NFTs were originally touted as a means of supporting artists, and entrepreneurs like Gary Vaynerchuk have since used digital collectibles as opportunities for branding, marketing, and advertising.
“That’s all,” said Finzer. “It’s a brand new paradigm shift in the internet.”
Ticketing and gaming as well as the art industry could find a home in the Metaverse.
According to Kominers, the barriers to entry into the NFT area remain high. Significant costs and a long chain of mechanics are just two challenges for industry players. At the moment, aspiring NFT collectors must first open an account on a cryptocurrency exchange, open at least one crypto wallet, send money to a crypto exchange account, send to the wallet, connect the wallet to the corresponding platform, a “gas fee” pay ”for the processing power that the transaction consumes on the blockchain and finally buy the NFT in question, incurring an additional fee and risk of transaction failure. The sheer length of the logistical process is enough to discourage hesitant consumers.

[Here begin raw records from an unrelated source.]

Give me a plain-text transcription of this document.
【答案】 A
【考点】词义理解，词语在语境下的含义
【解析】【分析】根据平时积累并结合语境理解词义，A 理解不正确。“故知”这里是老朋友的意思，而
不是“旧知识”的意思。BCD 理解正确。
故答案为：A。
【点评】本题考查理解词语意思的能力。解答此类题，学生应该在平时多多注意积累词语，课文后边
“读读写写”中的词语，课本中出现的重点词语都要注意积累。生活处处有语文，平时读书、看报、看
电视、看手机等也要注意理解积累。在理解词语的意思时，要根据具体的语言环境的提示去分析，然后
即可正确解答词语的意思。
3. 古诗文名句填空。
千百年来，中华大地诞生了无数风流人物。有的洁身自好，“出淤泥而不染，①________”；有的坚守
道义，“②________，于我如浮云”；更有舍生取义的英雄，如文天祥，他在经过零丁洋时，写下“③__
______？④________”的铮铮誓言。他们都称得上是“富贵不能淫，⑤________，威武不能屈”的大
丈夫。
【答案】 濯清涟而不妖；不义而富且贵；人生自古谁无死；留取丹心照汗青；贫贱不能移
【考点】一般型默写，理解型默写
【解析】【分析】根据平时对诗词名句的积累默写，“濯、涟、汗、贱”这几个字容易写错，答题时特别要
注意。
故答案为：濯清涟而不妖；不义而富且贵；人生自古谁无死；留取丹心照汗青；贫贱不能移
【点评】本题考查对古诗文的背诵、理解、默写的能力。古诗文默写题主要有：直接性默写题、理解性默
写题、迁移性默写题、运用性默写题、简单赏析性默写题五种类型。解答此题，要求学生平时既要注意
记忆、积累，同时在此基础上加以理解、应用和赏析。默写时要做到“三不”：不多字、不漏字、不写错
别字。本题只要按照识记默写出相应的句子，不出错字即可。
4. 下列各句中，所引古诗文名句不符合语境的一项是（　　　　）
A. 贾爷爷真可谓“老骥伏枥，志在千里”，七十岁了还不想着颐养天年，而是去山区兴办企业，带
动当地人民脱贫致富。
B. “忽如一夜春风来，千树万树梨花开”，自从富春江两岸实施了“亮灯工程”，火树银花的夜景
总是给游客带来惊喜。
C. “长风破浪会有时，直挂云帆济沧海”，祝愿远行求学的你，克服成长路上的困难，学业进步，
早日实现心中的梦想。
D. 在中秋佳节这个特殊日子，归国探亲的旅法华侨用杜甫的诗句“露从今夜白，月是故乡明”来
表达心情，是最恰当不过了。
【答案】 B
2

The environmental impact is another sticking point for critics pointing out Bitcoin’s carbon footprint. According to Digiconomist, the carbon footprint of Ethereum, the blockchain preferred by the NFT space, is comparable to that of Denmark. Ethereum relies on a “Proof of Work” system that requires a lot of computing power, but OpenSea co-founder and CTO Atallah points to the company’s recent transition to the “Proof of Stake” polygon blockchain as a way to prevent the outflow of the Fight metaverses on energy resources.
Kominers says there is great risk for early leaders in this area. The first players in an industry are not necessarily the most successful – take Vine and Tiktok, for example. “Your network has to be strong enough to overcome competitors who later borrow the successful parts of your business model and appeal to a slightly different audience.”
Still, he says the overall commitment is an understatement, meaning that NFTs, OpenSea, and its competitors may still have room.